In the age of constantly changing fashions and almost a century since publication, it is remarkable that Ulysses still occupies such an exalted position in literature. My favourite story about the often cantankerous Joyce is the one in where he is confronted by a former British Officer shortly after the end of the Great War. It was the era of men recounting what military campaigns they had fought in and how they had helped shape history. Not been a part of the ‘action’ was frowned upon in much the same way as a draft dodger is in an American election campaign today. The seasoned British officer seeking to embarrass the Dublin exile in front of a gathering asked, ‘and what did you do during the War, Mr. Joyce?’ to which the prompt reply was ‘Why I wrote Ulysses, what did you do?’ I’m sure his Leitrim cousins would have approved.
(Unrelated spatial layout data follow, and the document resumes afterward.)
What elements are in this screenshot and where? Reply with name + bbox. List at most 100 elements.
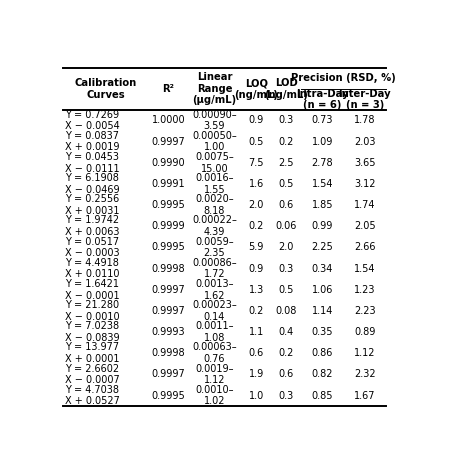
Text: 0.9998: 0.9998	[152, 348, 185, 358]
Text: Y = 2.6602
X − 0.0007: Y = 2.6602 X − 0.0007	[65, 364, 119, 385]
Text: 0.0013–
1.62: 0.0013– 1.62	[195, 279, 234, 301]
Text: 0.9993: 0.9993	[152, 327, 185, 337]
Text: 7.5: 7.5	[248, 158, 264, 168]
Text: 2.05: 2.05	[354, 221, 375, 231]
Text: Y = 0.0453
X − 0.0111: Y = 0.0453 X − 0.0111	[65, 152, 119, 173]
Text: Y = 4.7038
X + 0.0527: Y = 4.7038 X + 0.0527	[65, 385, 119, 406]
Text: 1.6: 1.6	[248, 179, 264, 189]
Text: 0.9991: 0.9991	[152, 179, 185, 189]
Text: Precision (RSD, %): Precision (RSD, %)	[291, 73, 396, 83]
Text: 1.23: 1.23	[354, 285, 375, 295]
Text: 0.9995: 0.9995	[152, 391, 185, 401]
Text: 0.9997: 0.9997	[152, 137, 185, 146]
Text: 0.5: 0.5	[279, 179, 294, 189]
Text: Y = 7.0238
X − 0.0839: Y = 7.0238 X − 0.0839	[65, 321, 119, 343]
Text: Inter-Day
(n = 3): Inter-Day (n = 3)	[338, 89, 391, 110]
Text: 2.5: 2.5	[279, 158, 294, 168]
Text: Y = 13.977
X + 0.0001: Y = 13.977 X + 0.0001	[65, 342, 119, 364]
Text: 0.9995: 0.9995	[152, 242, 185, 252]
Text: Y = 1.6421
X − 0.0001: Y = 1.6421 X − 0.0001	[65, 279, 119, 301]
Text: 0.6: 0.6	[248, 348, 264, 358]
Text: 1.12: 1.12	[354, 348, 375, 358]
Text: 2.0: 2.0	[248, 200, 264, 210]
Text: 0.6: 0.6	[279, 369, 294, 379]
Text: 1.54: 1.54	[354, 264, 375, 273]
Text: 0.5: 0.5	[248, 137, 264, 146]
Text: 2.03: 2.03	[354, 137, 375, 146]
Text: 0.0075–
15.00: 0.0075– 15.00	[195, 152, 234, 173]
Text: LOD
(ng/mL): LOD (ng/mL)	[264, 78, 308, 100]
Text: 0.0059–
2.35: 0.0059– 2.35	[195, 237, 234, 258]
Text: 0.2: 0.2	[279, 137, 294, 146]
Text: 1.78: 1.78	[354, 115, 375, 126]
Text: 1.09: 1.09	[312, 137, 333, 146]
Text: 0.00090–
3.59: 0.00090– 3.59	[192, 109, 237, 131]
Text: 0.00050–
1.00: 0.00050– 1.00	[192, 131, 237, 152]
Text: 1.74: 1.74	[354, 200, 375, 210]
Text: 1.9: 1.9	[248, 369, 264, 379]
Text: 0.9995: 0.9995	[152, 200, 185, 210]
Text: 0.3: 0.3	[279, 391, 294, 401]
Text: 0.0010–
1.02: 0.0010– 1.02	[195, 385, 234, 406]
Text: 0.82: 0.82	[312, 369, 333, 379]
Text: 0.2: 0.2	[248, 221, 264, 231]
Text: 0.4: 0.4	[279, 327, 294, 337]
Text: 0.0011–
1.08: 0.0011– 1.08	[195, 321, 234, 343]
Text: Linear
Range
(μg/mL): Linear Range (μg/mL)	[192, 72, 237, 105]
Text: 0.2: 0.2	[279, 348, 294, 358]
Text: 0.9997: 0.9997	[152, 369, 185, 379]
Text: 3.65: 3.65	[354, 158, 375, 168]
Text: 0.0020–
8.18: 0.0020– 8.18	[195, 194, 234, 216]
Text: 2.78: 2.78	[311, 158, 333, 168]
Text: 0.73: 0.73	[312, 115, 333, 126]
Text: 0.34: 0.34	[312, 264, 333, 273]
Text: Y = 0.0517
X − 0.0003: Y = 0.0517 X − 0.0003	[65, 237, 119, 258]
Text: 0.9998: 0.9998	[152, 264, 185, 273]
Text: 0.00063–
0.76: 0.00063– 0.76	[192, 342, 237, 364]
Text: 2.66: 2.66	[354, 242, 375, 252]
Text: 0.00086–
1.72: 0.00086– 1.72	[192, 258, 237, 279]
Text: Y = 0.7269
X − 0.0054: Y = 0.7269 X − 0.0054	[65, 109, 119, 131]
Text: 1.54: 1.54	[312, 179, 333, 189]
Text: 1.3: 1.3	[248, 285, 264, 295]
Text: 2.25: 2.25	[311, 242, 333, 252]
Text: 2.23: 2.23	[354, 306, 375, 316]
Text: 1.0: 1.0	[248, 391, 264, 401]
Text: 0.9: 0.9	[248, 115, 264, 126]
Text: 5.9: 5.9	[248, 242, 264, 252]
Text: 0.0016–
1.55: 0.0016– 1.55	[195, 173, 234, 195]
Text: 0.89: 0.89	[354, 327, 375, 337]
Text: 0.6: 0.6	[279, 200, 294, 210]
Text: 1.0000: 1.0000	[152, 115, 185, 126]
Text: 1.14: 1.14	[312, 306, 333, 316]
Text: 0.35: 0.35	[312, 327, 333, 337]
Text: 0.9997: 0.9997	[152, 306, 185, 316]
Text: Y = 0.0837
X + 0.0019: Y = 0.0837 X + 0.0019	[65, 131, 119, 152]
Text: 1.85: 1.85	[312, 200, 333, 210]
Text: 0.3: 0.3	[279, 264, 294, 273]
Text: 0.85: 0.85	[312, 391, 333, 401]
Text: LOQ
(ng/mL): LOQ (ng/mL)	[234, 78, 278, 100]
Text: Y = 21.280
X − 0.0010: Y = 21.280 X − 0.0010	[65, 300, 119, 322]
Text: 1.67: 1.67	[354, 391, 375, 401]
Text: Intra-Day
(n = 6): Intra-Day (n = 6)	[296, 89, 349, 110]
Text: 0.9997: 0.9997	[152, 285, 185, 295]
Text: Y = 4.4918
X + 0.0110: Y = 4.4918 X + 0.0110	[65, 258, 119, 279]
Text: 0.00022–
4.39: 0.00022– 4.39	[192, 215, 237, 237]
Text: 0.5: 0.5	[279, 285, 294, 295]
Text: 0.00023–
0.14: 0.00023– 0.14	[192, 300, 237, 322]
Text: 1.1: 1.1	[248, 327, 264, 337]
Text: 1.06: 1.06	[312, 285, 333, 295]
Text: Y = 0.2556
X + 0.0031: Y = 0.2556 X + 0.0031	[65, 194, 119, 216]
Text: 0.9: 0.9	[248, 264, 264, 273]
Text: Calibration
Curves: Calibration Curves	[75, 78, 137, 100]
Text: Y = 1.9742
X + 0.0063: Y = 1.9742 X + 0.0063	[65, 215, 119, 237]
Text: 3.12: 3.12	[354, 179, 375, 189]
Text: Y = 6.1908
X − 0.0469: Y = 6.1908 X − 0.0469	[65, 173, 119, 195]
Text: 2.0: 2.0	[279, 242, 294, 252]
Text: 0.86: 0.86	[312, 348, 333, 358]
Text: 0.0019–
1.12: 0.0019– 1.12	[195, 364, 234, 385]
Text: 0.3: 0.3	[279, 115, 294, 126]
Text: 2.32: 2.32	[354, 369, 375, 379]
Text: 0.9999: 0.9999	[152, 221, 185, 231]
“What’s in a name? That is what we ask ourselves in childhood when we write the name that we are told is ours.” 

 

[i] Dr Sarah Davison, University of Nottingham

[ii] Michael Whelan ‘James Joyce Leitrim Conncection’ – Leitrim Guardian 2004 ed

3 thoughts on “‘The longest way round is the shortest way home’ – James Joyce’s Leitrim origins

  1. Edward Stewart

    Enjoyed reading your blog as I had earlier read the article you reference in it by Michael Whelan. It is of particular interest to me because my great great grandmother, Annie Murray (c.1829-1901) was a famine emigrant to NYC in the 1840s, where she married another Leitrim, emigrant, Patrick S. Wren. I could not place either of them in a location in Leitrim until uncovering a baptismal record some years back for a Eugene Murray, son of John Murray and Catherine Hackett of Keelagh, baptized 1830 in Bornacoola Parish. These were Annie’s parents, and the Hacketts appear to found in Keelagh from that day until the present. However neither the Griffiths Valuations nor the Tithe Aplotments place Murrays in Keelagh. The only Murrays listed nearby in the Tithe Aplotments of circa 1830 are a Brian Murray and a John Murray in Clooncarn (Clooncareen), which I believe is very close to Tulcon and neither are very far from Keelagh either. Not sure I can ever prove a connection but it sure makes for interesting speculation as to how these Murrays may or may not be connected.